460 Rejections and a Muddy Hill

My hand is in the very bottom left corner. These are the guys that helped me up the hill. (Picture via Shar Halvorsen).

You can’t let what you are able to see put limits on what you believe is possible.

* * * * *

Somewhere around mile four of the Tough Mudder was an innocent looking obstacle: a muddy hill. That’s it, just a steep slope, maybe twenty feet long, coated in mud. A few of the guys on our team struggled to the top and stood there, waiting for the rest of us. Then my turn came. I made a dash through the mud and started up the incline.

About halfway up, my feet started slipping out from under me. I stopped, dug in my heels and tried to grab on to something. Anything. But slowly, inevitably, I started sliding backwards. All the way back down.

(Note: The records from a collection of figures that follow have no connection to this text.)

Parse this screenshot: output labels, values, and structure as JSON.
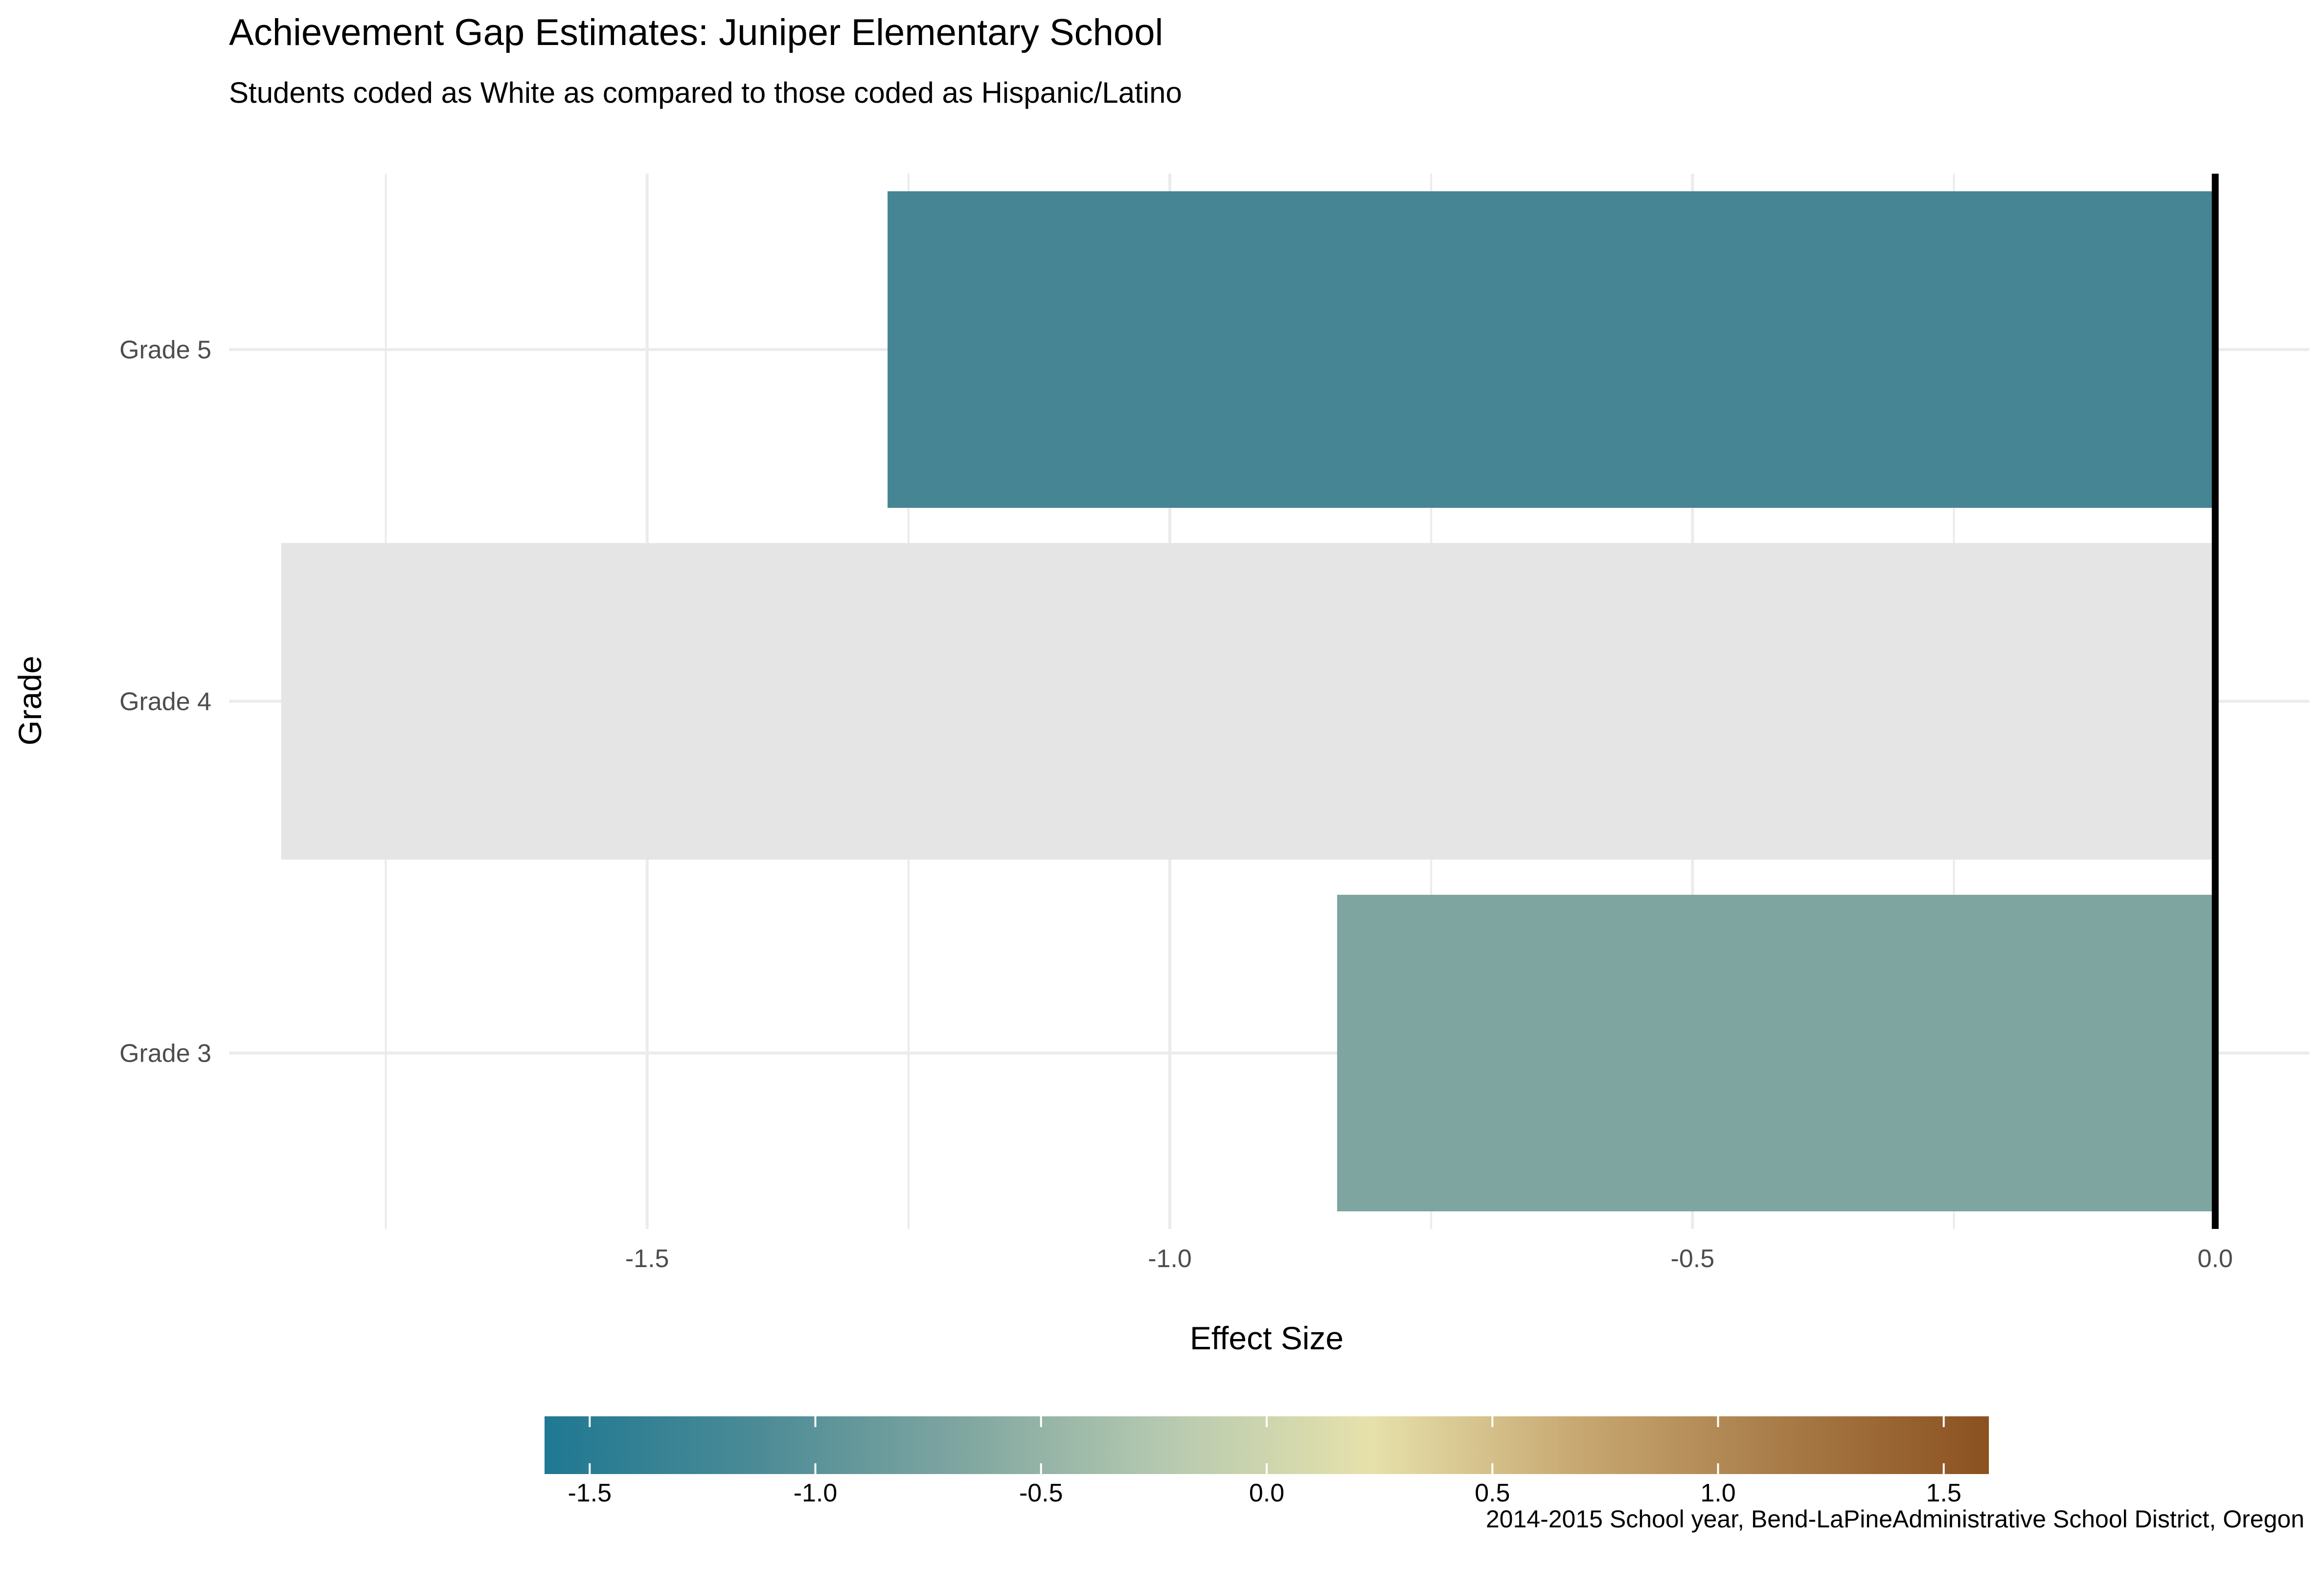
{
  "chart_data": {
    "type": "bar",
    "orientation": "horizontal",
    "title": "Achievement Gap Estimates: Juniper Elementary School",
    "subtitle": "Students coded as White as compared to those coded as Hispanic/Latino",
    "xlabel": "Effect Size",
    "ylabel": "Grade",
    "caption": "2014-2015 School year, Bend-LaPineAdministrative School District, Oregon",
    "categories": [
      "Grade 3",
      "Grade 4",
      "Grade 5"
    ],
    "values": [
      -0.84,
      -1.85,
      -1.27
    ],
    "bar_colors": [
      "#7ea5a0",
      "#e5e5e5",
      "#468594"
    ],
    "xlim": [
      -1.9,
      0.09
    ],
    "x_ticks": [
      -1.5,
      -1.0,
      -0.5,
      0.0
    ],
    "x_tick_labels": [
      "-1.5",
      "-1.0",
      "-0.5",
      "0.0"
    ],
    "reference_line": 0,
    "grid": true,
    "legend": {
      "type": "colorbar",
      "placement": "bottom",
      "range": [
        -1.6,
        1.6
      ],
      "ticks": [
        -1.5,
        -1.0,
        -0.5,
        0.0,
        0.5,
        1.0,
        1.5
      ],
      "tick_labels": [
        "-1.5",
        "-1.0",
        "-0.5",
        "0.0",
        "0.5",
        "1.0",
        "1.5"
      ],
      "colors": [
        "#1f7892",
        "#4a8a96",
        "#7ea5a0",
        "#b5c9b0",
        "#e6e1ab",
        "#c8a872",
        "#a87b47",
        "#8b5120"
      ]
    }
  }
}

I tried again. Same result. Maybe it was the fact that I wore my oldest shoes and they had no traction. Maybe it was that we were in the last group of the day. Whatever the case, I couldn’t get any grip.

But what else was I going to do? I had to try again.

* * * * *

Ever been in that spot before? Ever have a goal off there in the distance, and no matter how many times you tried, it just didn’t feel like you were making any progress?

Ever feel like quitting?

* * * * *

In the book How I Got Published, J. A. Konrath tells about his journey to publication. It was a long road. Sometimes it felt like a hopeless road. But after writing ten books in twelve years without finding a publisher, and after 460 rejections, his dream came true. He landed a six-figure offer for a series of crime novels he had written.

* * * * *

I tried the hill again. I went at it with just as much speed and determination as ever, but I’ll admit that I didn’t have much hope. Why should that run turn out any different?

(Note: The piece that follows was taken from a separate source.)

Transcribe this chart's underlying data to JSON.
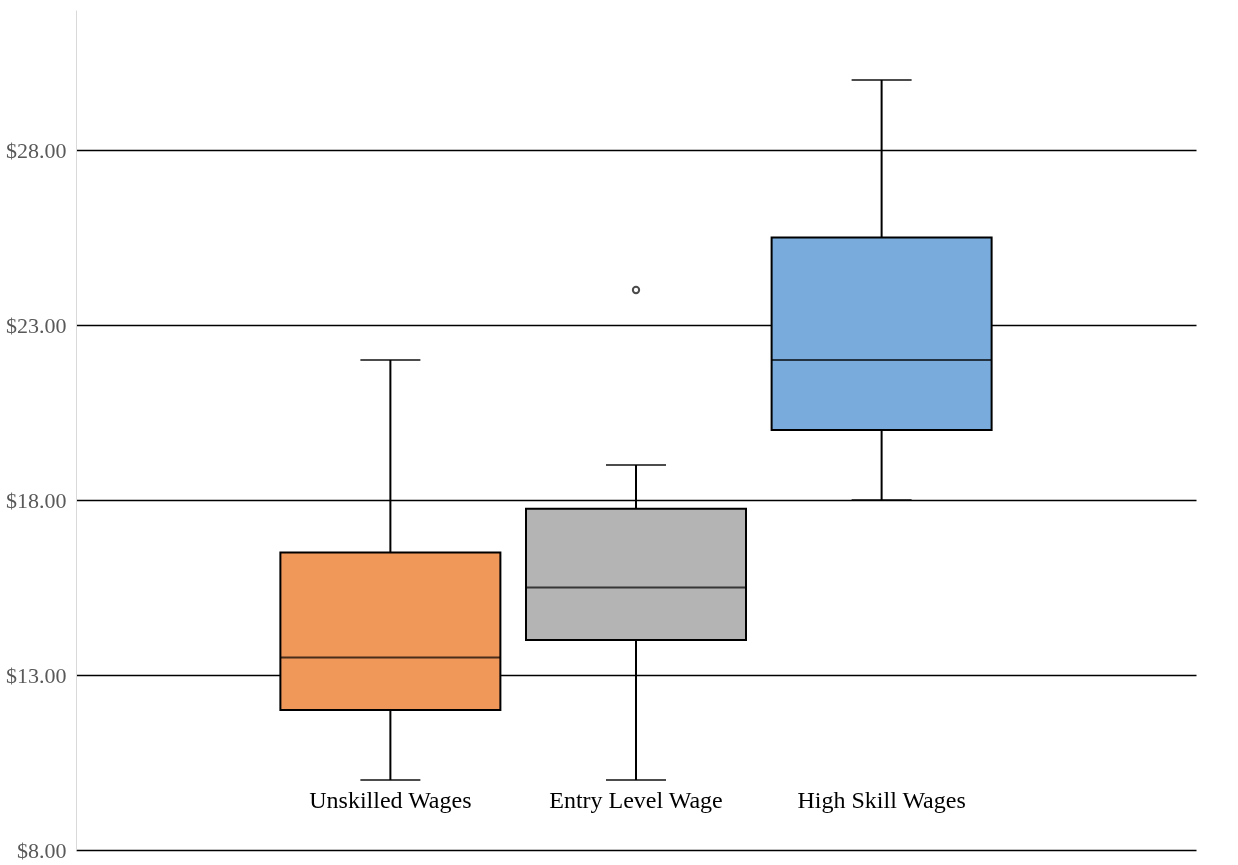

Yet that time, just as I started to slide backward, a hand reached down towards me. My team members had lowered one of our guys by his feet part of the way down the mudslide. I grabbed his hand and instantly fell to my stomach. It was too slippery – there was nothing I could do to help. But they pulled me to the top. Just another reason it’s good to have idiots for friends.

* * * * *

Feel like quitting? Try again. You never know when that hand will reach down out of no where and pull you to the top.

3 Replies to “460 Rejections and a Muddy Hill”

  1. Thank God for idiot friends. I like it. :-)

    I tend to be a worst case scenario kind of person. Once I understand that the worst case scenario isn’t as bad as I might think (most of the time) then I press forward and look for the hand.

  2. Shawn. First, the photo is like the cover an old Life magazine.
    Second, you are writing an awful lot about running, you know, as an fyi.
    Third: I loved how many places my mind went with this, with you on the middle of a hill you could not ascend. So many images, so many ideas. I like where you ended, and I like that I can poke the edges of the other ideas, too.
    Finally, yes. You never know when there will be a hand.